Modeling approach in the virtualization framework
Virtualization is based on virtual representation of reality. Virtual representation of reality needs a mathematical formulation, so that virtual framework can be seen as a mathematical analog of the physical reality, describing the properties and characteristics of a real system in terms of variables and mathematical operations. As well explained by Datta (2008), mathematical models can be based exclusively on observation of a certain phenomenon (empirical based models), or they can be based on physical laws that should describe the presumed physical phenomenon which is under investigation (physics-based models). Actually, purely physics-based models do not exist because any model - to be solved - requires the knowledge of physical properties which, in turn, need experimental observations to be determined (see below). At same time, empirical based models using observations uniquely to find equations fitting the experimental data (without any theoretical explanation) should not be included in any category of models. Unfortunately, traditionally the technical people in the food industry are often more used to observation-based models; to this adding also that the food industry hired for years food scientists who were in charge for what were the issues of primary interest in food processing, microbiological safety and quality, and who were trained very well in food chemistry and microbiology more than in physics based models (Datta, 2008). Beside others, this was also the cause of a scarce use of models in the food processing sector, while aerospace, defense and automotive used models as part of manufacturing and distribution. Physics based models can be differentiate according with the scale they look at: molecular dynamics models look at microscale; mesoscale is the domain of interest of models making use of Lattice-Boltzmann method; at so called macroscale continuum we find models based on momentum (fluid flow), heat and mass transfer, structural mechanics and kinetics. In the class of empirical based models, mathematical methods such as neural network, fractal analysis and fuzzy logic find their place.
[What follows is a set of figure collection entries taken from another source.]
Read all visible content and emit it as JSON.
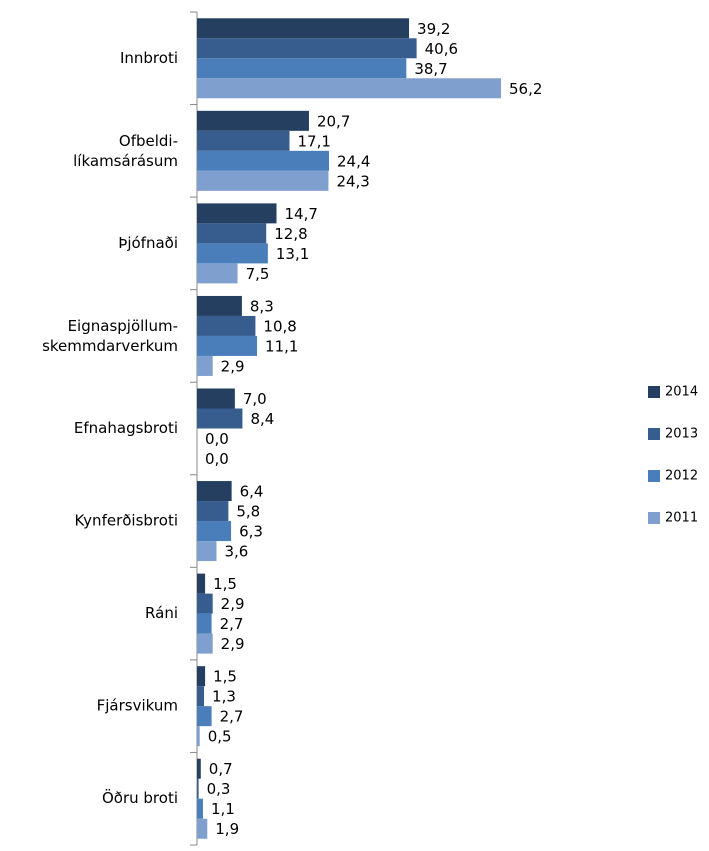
{
  "chart_data": {
    "type": "barh",
    "categories": [
      "Innbroti",
      "Ofbeldi-\nlíkamsárásum",
      "Þjófnaði",
      "Eignaspjöllum-\nskemmdarverkum",
      "Efnahagsbroti",
      "Kynferðisbroti",
      "Ráni",
      "Fjársvikum",
      "Öðru broti"
    ],
    "series": [
      {
        "name": "2014",
        "color": "#243f60",
        "values": [
          39.2,
          20.7,
          14.7,
          8.3,
          7.0,
          6.4,
          1.5,
          1.5,
          0.7
        ],
        "value_labels": [
          "39,2",
          "20,7",
          "14,7",
          "8,3",
          "7,0",
          "6,4",
          "1,5",
          "1,5",
          "0,7"
        ]
      },
      {
        "name": "2013",
        "color": "#375d8f",
        "values": [
          40.6,
          17.1,
          12.8,
          10.8,
          8.4,
          5.8,
          2.9,
          1.3,
          0.3
        ],
        "value_labels": [
          "40,6",
          "17,1",
          "12,8",
          "10,8",
          "8,4",
          "5,8",
          "2,9",
          "1,3",
          "0,3"
        ]
      },
      {
        "name": "2012",
        "color": "#4a7ebb",
        "values": [
          38.7,
          24.4,
          13.1,
          11.1,
          0.0,
          6.3,
          2.7,
          2.7,
          1.1
        ],
        "value_labels": [
          "38,7",
          "24,4",
          "13,1",
          "11,1",
          "0,0",
          "6,3",
          "2,7",
          "2,7",
          "1,1"
        ]
      },
      {
        "name": "2011",
        "color": "#7f9fcf",
        "values": [
          56.2,
          24.3,
          7.5,
          2.9,
          0.0,
          3.6,
          2.9,
          0.5,
          1.9
        ],
        "value_labels": [
          "56,2",
          "24,3",
          "7,5",
          "2,9",
          "0,0",
          "3,6",
          "2,9",
          "0,5",
          "1,9"
        ]
      }
    ],
    "xlim": [
      0,
      70
    ],
    "legend": "right"
  }
}
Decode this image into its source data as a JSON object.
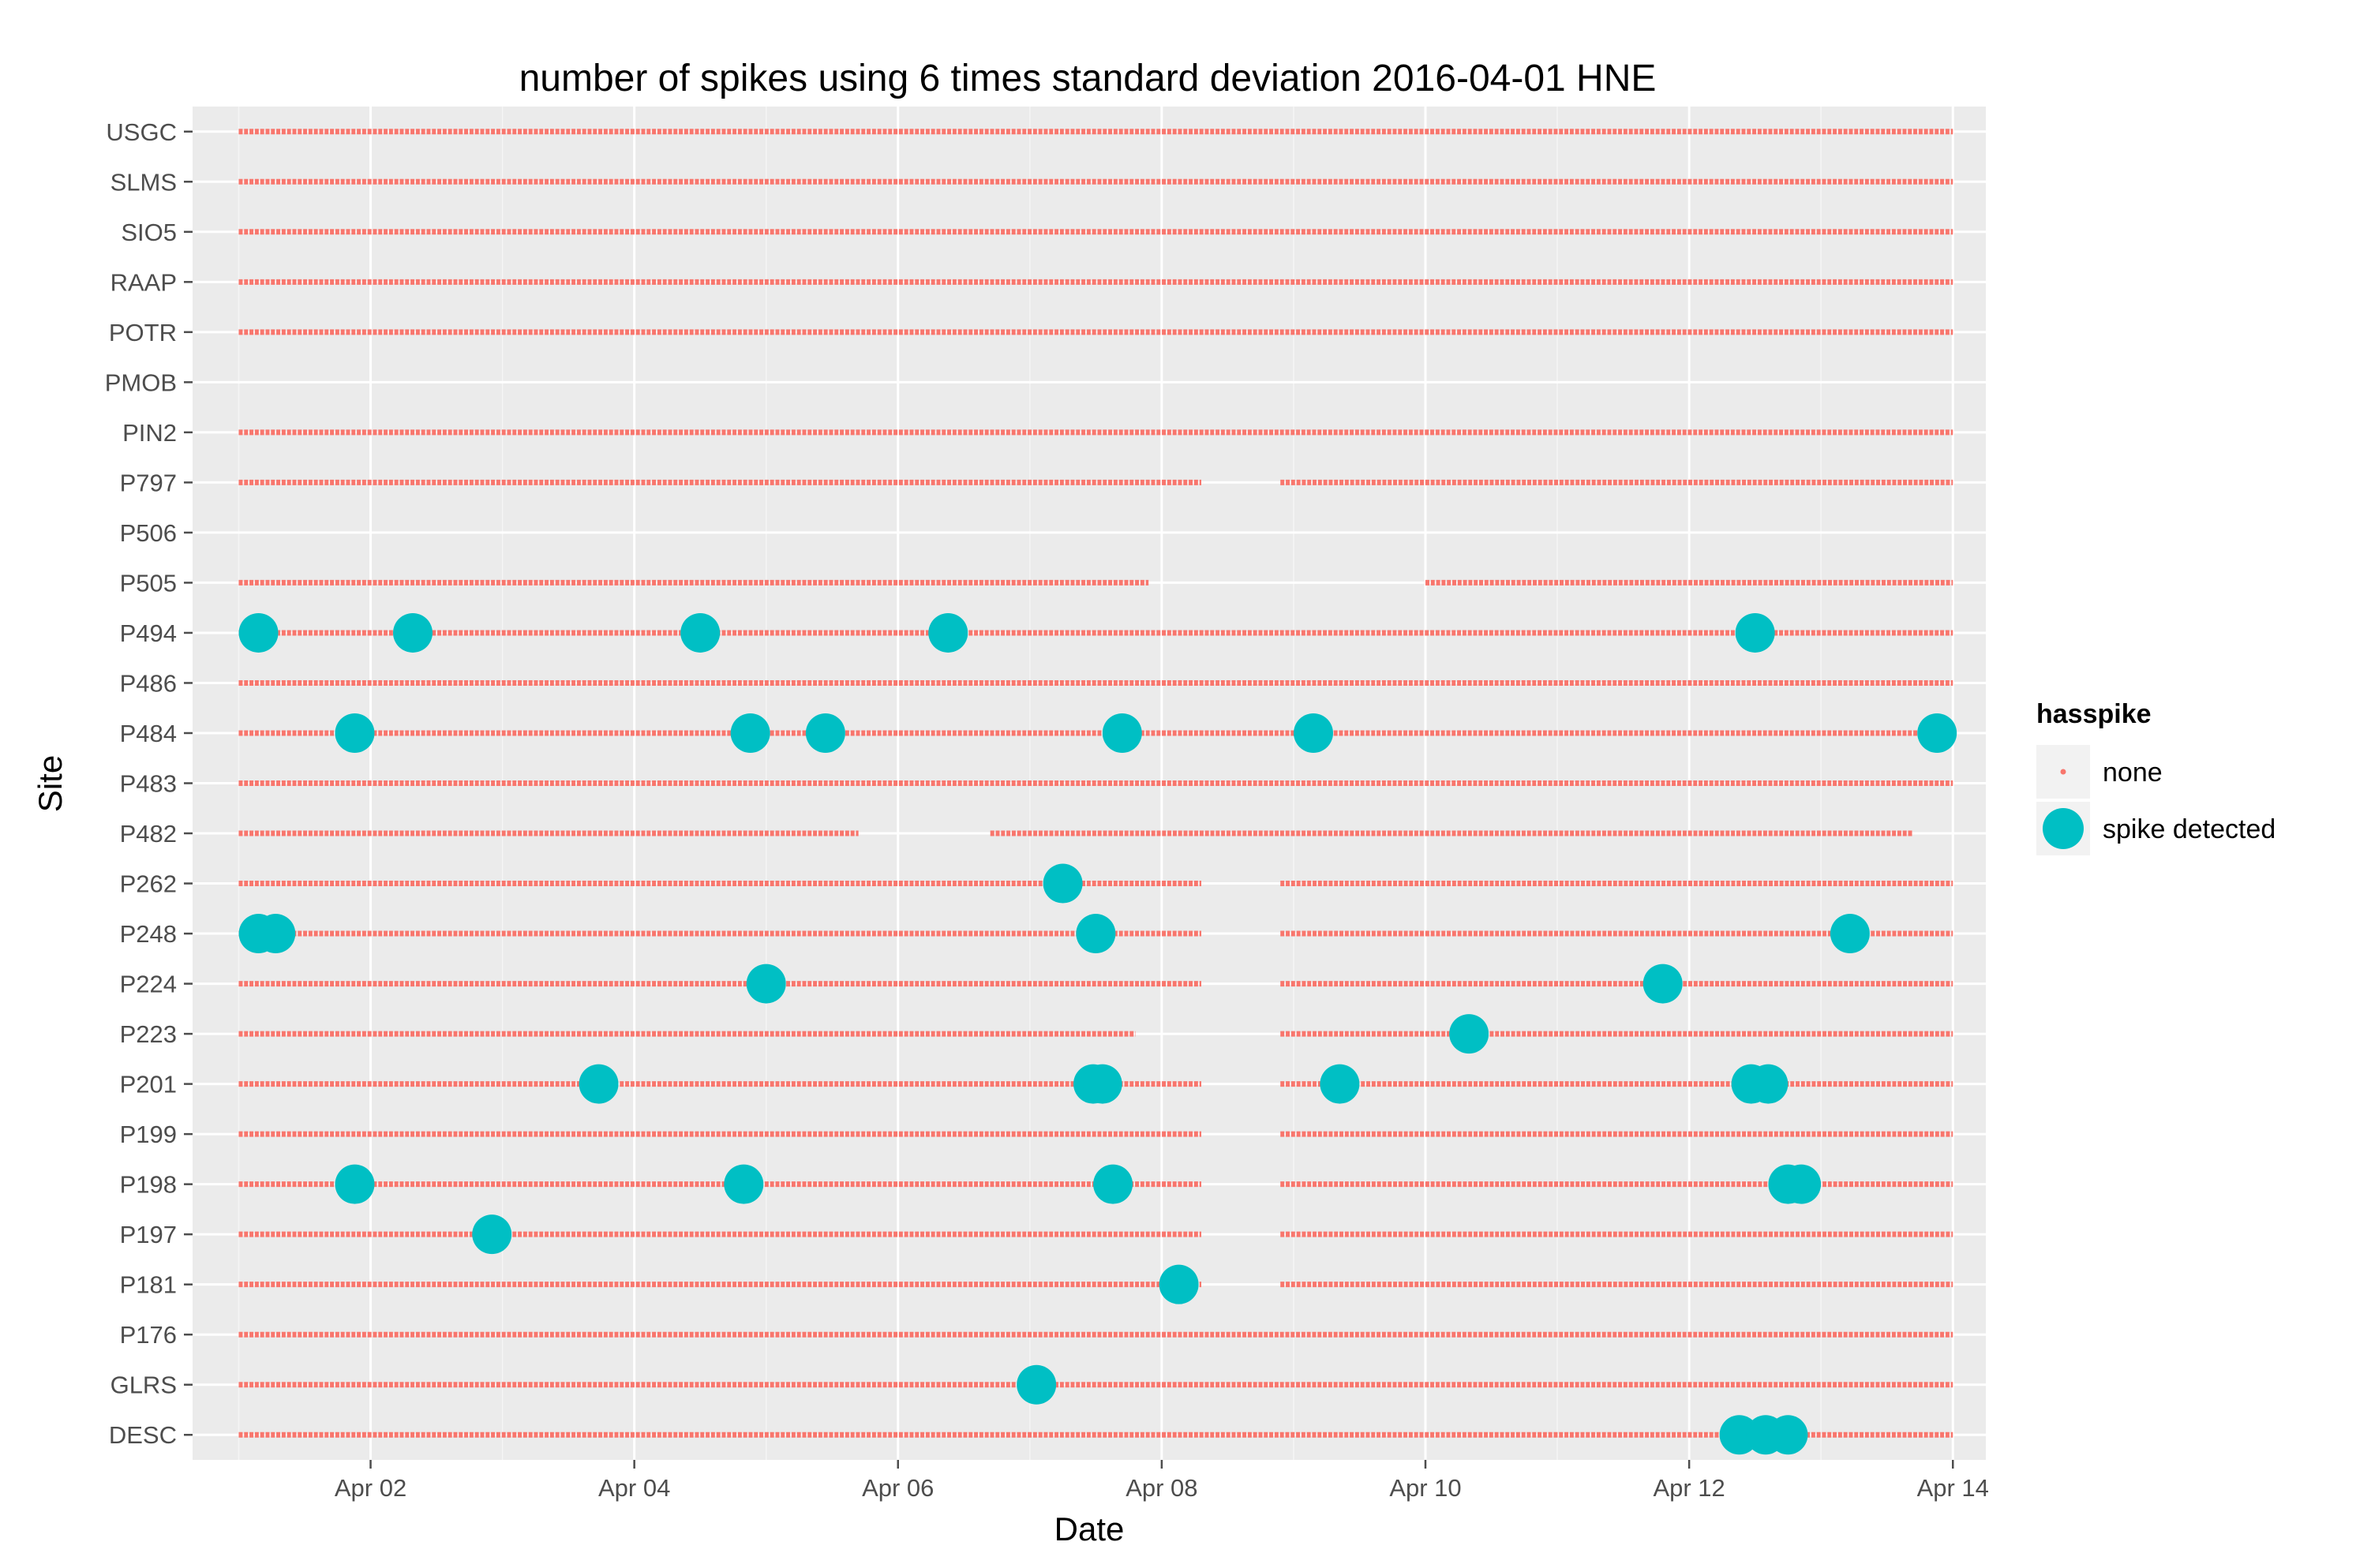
{
  "chart_data": {
    "type": "scatter",
    "title": "number of spikes using  6 times standard deviation 2016-04-01 HNE",
    "xlabel": "Date",
    "ylabel": "Site",
    "xlim": [
      0.65,
      14.25
    ],
    "x_ticks": [
      {
        "value": 2,
        "label": "Apr 02"
      },
      {
        "value": 4,
        "label": "Apr 04"
      },
      {
        "value": 6,
        "label": "Apr 06"
      },
      {
        "value": 8,
        "label": "Apr 08"
      },
      {
        "value": 10,
        "label": "Apr 10"
      },
      {
        "value": 12,
        "label": "Apr 12"
      },
      {
        "value": 14,
        "label": "Apr 14"
      }
    ],
    "sites": [
      "DESC",
      "GLRS",
      "P176",
      "P181",
      "P197",
      "P198",
      "P199",
      "P201",
      "P223",
      "P224",
      "P248",
      "P262",
      "P482",
      "P483",
      "P484",
      "P486",
      "P494",
      "P505",
      "P506",
      "P797",
      "PIN2",
      "PMOB",
      "POTR",
      "RAAP",
      "SIO5",
      "SLMS",
      "USGC"
    ],
    "colors": {
      "none": "#F8766D",
      "spike detected": "#00BFC4",
      "panel": "#EBEBEB",
      "grid": "#FFFFFF"
    },
    "legend": {
      "title": "hasspike",
      "position": "right",
      "entries": [
        {
          "label": "none",
          "key": "none"
        },
        {
          "label": "spike detected",
          "key": "spike detected"
        }
      ]
    },
    "series": [
      {
        "name": "none",
        "description": "continuous sampled observations with no spike (date ranges per site, in days of April 2016)",
        "ranges": {
          "USGC": [
            [
              1.0,
              14.0
            ]
          ],
          "SLMS": [
            [
              1.0,
              14.0
            ]
          ],
          "SIO5": [
            [
              1.0,
              14.0
            ]
          ],
          "RAAP": [
            [
              1.0,
              14.0
            ]
          ],
          "POTR": [
            [
              1.0,
              14.0
            ]
          ],
          "PMOB": [],
          "PIN2": [
            [
              1.0,
              14.0
            ]
          ],
          "P797": [
            [
              1.0,
              8.3
            ],
            [
              8.9,
              14.0
            ]
          ],
          "P506": [],
          "P505": [
            [
              1.0,
              7.9
            ],
            [
              10.0,
              14.0
            ]
          ],
          "P494": [
            [
              1.0,
              14.0
            ]
          ],
          "P486": [
            [
              1.0,
              14.0
            ]
          ],
          "P484": [
            [
              1.0,
              14.0
            ]
          ],
          "P483": [
            [
              1.0,
              14.0
            ]
          ],
          "P482": [
            [
              1.0,
              5.7
            ],
            [
              6.7,
              13.7
            ]
          ],
          "P262": [
            [
              1.0,
              8.3
            ],
            [
              8.9,
              14.0
            ]
          ],
          "P248": [
            [
              1.0,
              8.3
            ],
            [
              8.9,
              14.0
            ]
          ],
          "P224": [
            [
              1.0,
              8.3
            ],
            [
              8.9,
              14.0
            ]
          ],
          "P223": [
            [
              1.0,
              7.8
            ],
            [
              8.9,
              14.0
            ]
          ],
          "P201": [
            [
              1.0,
              8.3
            ],
            [
              8.9,
              14.0
            ]
          ],
          "P199": [
            [
              1.0,
              8.3
            ],
            [
              8.9,
              14.0
            ]
          ],
          "P198": [
            [
              1.0,
              8.3
            ],
            [
              8.9,
              14.0
            ]
          ],
          "P197": [
            [
              1.0,
              8.3
            ],
            [
              8.9,
              14.0
            ]
          ],
          "P181": [
            [
              1.0,
              8.3
            ],
            [
              8.9,
              14.0
            ]
          ],
          "P176": [
            [
              1.0,
              14.0
            ]
          ],
          "GLRS": [
            [
              1.0,
              14.0
            ]
          ],
          "DESC": [
            [
              1.0,
              14.0
            ]
          ]
        }
      },
      {
        "name": "spike detected",
        "points": [
          {
            "site": "P494",
            "x": 1.15
          },
          {
            "site": "P494",
            "x": 2.32
          },
          {
            "site": "P494",
            "x": 4.5
          },
          {
            "site": "P494",
            "x": 6.38
          },
          {
            "site": "P494",
            "x": 12.5
          },
          {
            "site": "P484",
            "x": 1.88
          },
          {
            "site": "P484",
            "x": 4.88
          },
          {
            "site": "P484",
            "x": 5.45
          },
          {
            "site": "P484",
            "x": 7.7
          },
          {
            "site": "P484",
            "x": 9.15
          },
          {
            "site": "P484",
            "x": 13.88
          },
          {
            "site": "P262",
            "x": 7.25
          },
          {
            "site": "P248",
            "x": 1.15
          },
          {
            "site": "P248",
            "x": 1.28
          },
          {
            "site": "P248",
            "x": 7.5
          },
          {
            "site": "P248",
            "x": 13.22
          },
          {
            "site": "P224",
            "x": 5.0
          },
          {
            "site": "P224",
            "x": 11.8
          },
          {
            "site": "P223",
            "x": 10.33
          },
          {
            "site": "P201",
            "x": 3.73
          },
          {
            "site": "P201",
            "x": 7.48
          },
          {
            "site": "P201",
            "x": 7.55
          },
          {
            "site": "P201",
            "x": 9.35
          },
          {
            "site": "P201",
            "x": 12.47
          },
          {
            "site": "P201",
            "x": 12.6
          },
          {
            "site": "P198",
            "x": 1.88
          },
          {
            "site": "P198",
            "x": 4.83
          },
          {
            "site": "P198",
            "x": 7.63
          },
          {
            "site": "P198",
            "x": 12.75
          },
          {
            "site": "P198",
            "x": 12.85
          },
          {
            "site": "P197",
            "x": 2.92
          },
          {
            "site": "P181",
            "x": 8.13
          },
          {
            "site": "GLRS",
            "x": 7.05
          },
          {
            "site": "DESC",
            "x": 12.38
          },
          {
            "site": "DESC",
            "x": 12.58
          },
          {
            "site": "DESC",
            "x": 12.75
          }
        ]
      }
    ]
  }
}
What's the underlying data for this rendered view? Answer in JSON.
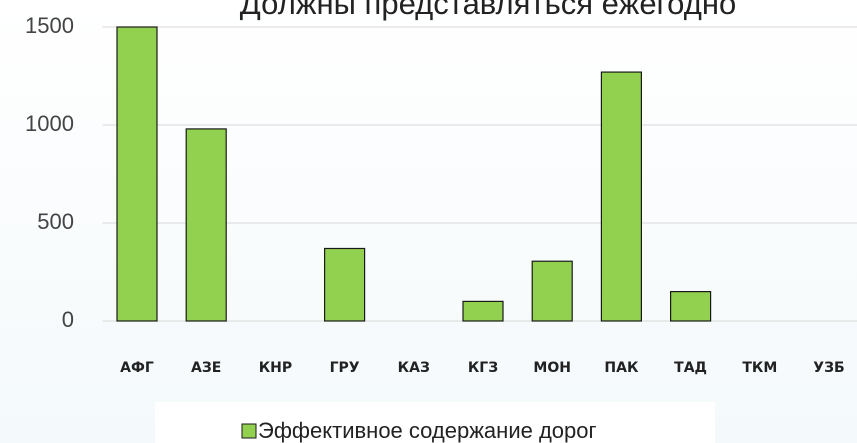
{
  "chart_data": {
    "type": "bar",
    "title": "Должны представляться ежегодно",
    "categories": [
      "АФГ",
      "АЗЕ",
      "КНР",
      "ГРУ",
      "КАЗ",
      "КГЗ",
      "МОН",
      "ПАК",
      "ТАД",
      "ТКМ",
      "УЗБ"
    ],
    "series": [
      {
        "name": "Эффективное содержание дорог",
        "color": "#92d050",
        "values": [
          1500,
          980,
          0,
          370,
          0,
          100,
          305,
          1270,
          150,
          0,
          0
        ]
      }
    ],
    "ylim": [
      0,
      1500
    ],
    "yticks": [
      0,
      500,
      1000,
      1500
    ],
    "grid": true,
    "legend": "bottom"
  }
}
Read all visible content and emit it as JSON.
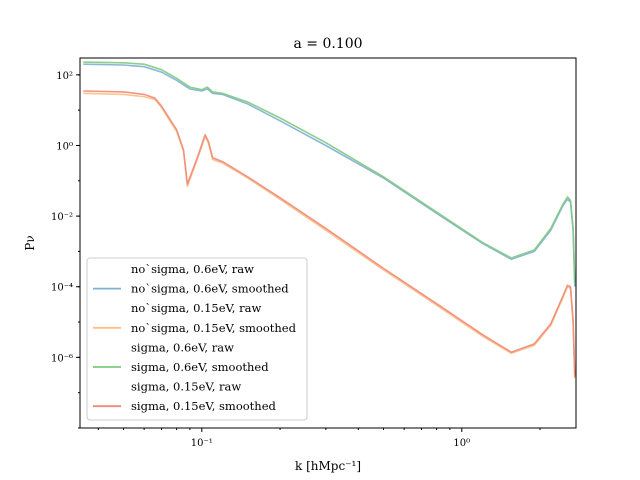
{
  "chart_data": {
    "type": "line",
    "title": "a = 0.100",
    "xlabel": "k [hMpc⁻¹]",
    "ylabel": "Pν",
    "xscale": "log",
    "yscale": "log",
    "xlim": [
      0.034,
      2.75
    ],
    "ylim": [
      1e-08,
      300
    ],
    "xticks": [
      0.1,
      1.0
    ],
    "xtick_labels": [
      "10⁻¹",
      "10⁰"
    ],
    "yticks": [
      100,
      1,
      0.01,
      0.0001,
      1e-06
    ],
    "ytick_labels": [
      "10²",
      "10⁰",
      "10⁻²",
      "10⁻⁴",
      "10⁻⁶"
    ],
    "grid": false,
    "legend_position": "lower-left",
    "series": [
      {
        "name": "no`sigma, 0.6eV, raw",
        "color": "none",
        "x": [],
        "y": []
      },
      {
        "name": "no`sigma, 0.6eV, smoothed",
        "color": "#7eb0d5",
        "x": [
          0.035,
          0.05,
          0.06,
          0.07,
          0.08,
          0.09,
          0.1,
          0.105,
          0.11,
          0.12,
          0.15,
          0.2,
          0.3,
          0.5,
          0.8,
          1.2,
          1.55,
          1.9,
          2.2,
          2.45,
          2.55,
          2.62,
          2.68,
          2.72
        ],
        "y": [
          200,
          190,
          170,
          120,
          70,
          40,
          35,
          40,
          30,
          28,
          15,
          5,
          1,
          0.12,
          0.012,
          0.0017,
          0.0006,
          0.001,
          0.004,
          0.02,
          0.03,
          0.025,
          0.004,
          0.0001
        ]
      },
      {
        "name": "no`sigma, 0.15eV, raw",
        "color": "none",
        "x": [],
        "y": []
      },
      {
        "name": "no`sigma, 0.15eV, smoothed",
        "color": "#fdbf86",
        "x": [
          0.035,
          0.05,
          0.06,
          0.066,
          0.07,
          0.08,
          0.085,
          0.088,
          0.097,
          0.103,
          0.106,
          0.11,
          0.12,
          0.15,
          0.2,
          0.3,
          0.5,
          0.8,
          1.2,
          1.55,
          1.9,
          2.2,
          2.45,
          2.55,
          2.62,
          2.68,
          2.72
        ],
        "y": [
          30,
          28,
          24,
          20,
          12,
          2.5,
          0.7,
          0.07,
          0.5,
          1.8,
          1.2,
          0.4,
          0.32,
          0.12,
          0.03,
          0.004,
          0.0003,
          3e-05,
          4e-06,
          1.3e-06,
          2.2e-06,
          8e-06,
          5e-05,
          0.0001,
          9e-05,
          1e-05,
          2.5e-07
        ]
      },
      {
        "name": "sigma, 0.6eV, raw",
        "color": "none",
        "x": [],
        "y": []
      },
      {
        "name": "sigma, 0.6eV, smoothed",
        "color": "#7fc97f",
        "x": [
          0.035,
          0.05,
          0.06,
          0.07,
          0.08,
          0.09,
          0.1,
          0.105,
          0.11,
          0.12,
          0.15,
          0.2,
          0.3,
          0.5,
          0.8,
          1.2,
          1.55,
          1.9,
          2.2,
          2.45,
          2.55,
          2.62,
          2.68,
          2.72
        ],
        "y": [
          230,
          220,
          200,
          140,
          80,
          45,
          38,
          45,
          33,
          30,
          17,
          6,
          1.2,
          0.13,
          0.013,
          0.0018,
          0.00065,
          0.0011,
          0.0045,
          0.022,
          0.035,
          0.028,
          0.0045,
          0.00012
        ]
      },
      {
        "name": "sigma, 0.15eV, raw",
        "color": "none",
        "x": [],
        "y": []
      },
      {
        "name": "sigma, 0.15eV, smoothed",
        "color": "#ef8a76",
        "x": [
          0.035,
          0.05,
          0.06,
          0.066,
          0.07,
          0.08,
          0.085,
          0.088,
          0.097,
          0.103,
          0.106,
          0.11,
          0.12,
          0.15,
          0.2,
          0.3,
          0.5,
          0.8,
          1.2,
          1.55,
          1.9,
          2.2,
          2.45,
          2.55,
          2.62,
          2.68,
          2.72
        ],
        "y": [
          35,
          33,
          28,
          22,
          13,
          2.8,
          0.75,
          0.08,
          0.55,
          2.0,
          1.3,
          0.45,
          0.35,
          0.13,
          0.033,
          0.0045,
          0.00033,
          3.3e-05,
          4.4e-06,
          1.4e-06,
          2.4e-06,
          9e-06,
          5.5e-05,
          0.00011,
          0.0001,
          1.1e-05,
          2.8e-07
        ]
      }
    ]
  }
}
The general steps allowing to build-up a model may be summarized in the following:
1) Problem definition (what is the phenomenon under investigation, what is the system in which the phenomenon occurs, what is the surrounding environment);
2) Application of the theory (the physics based laws) governing the phenomenon under investigation, defining the system (with its initial status and the boundary conditions) and the surrounding environment ;
3) Mathematical formulation of point 2);
4) Formulation of hypothesis to eventually reduce the mathematical complexity of the model;
5) Computation of the solution of the mathematical formulation, by means by analytical techniques (rare), or building-up an algorithm written on purpose, or by usage of general purpose computational software;
6) Analysis of results;
7) Post-processing of results;
8) Verification of model's results by means of experimental validation;
9) Eventually, correction of problem definition (back to step 1), or application of the theory (back to step 2), or mathematical formulation (back to step 3) or model formulation hypothesis (back to step 4).
This way to proceed generates one or more loops, sometime interconnected, which bring to the multi-loop endless pursuit.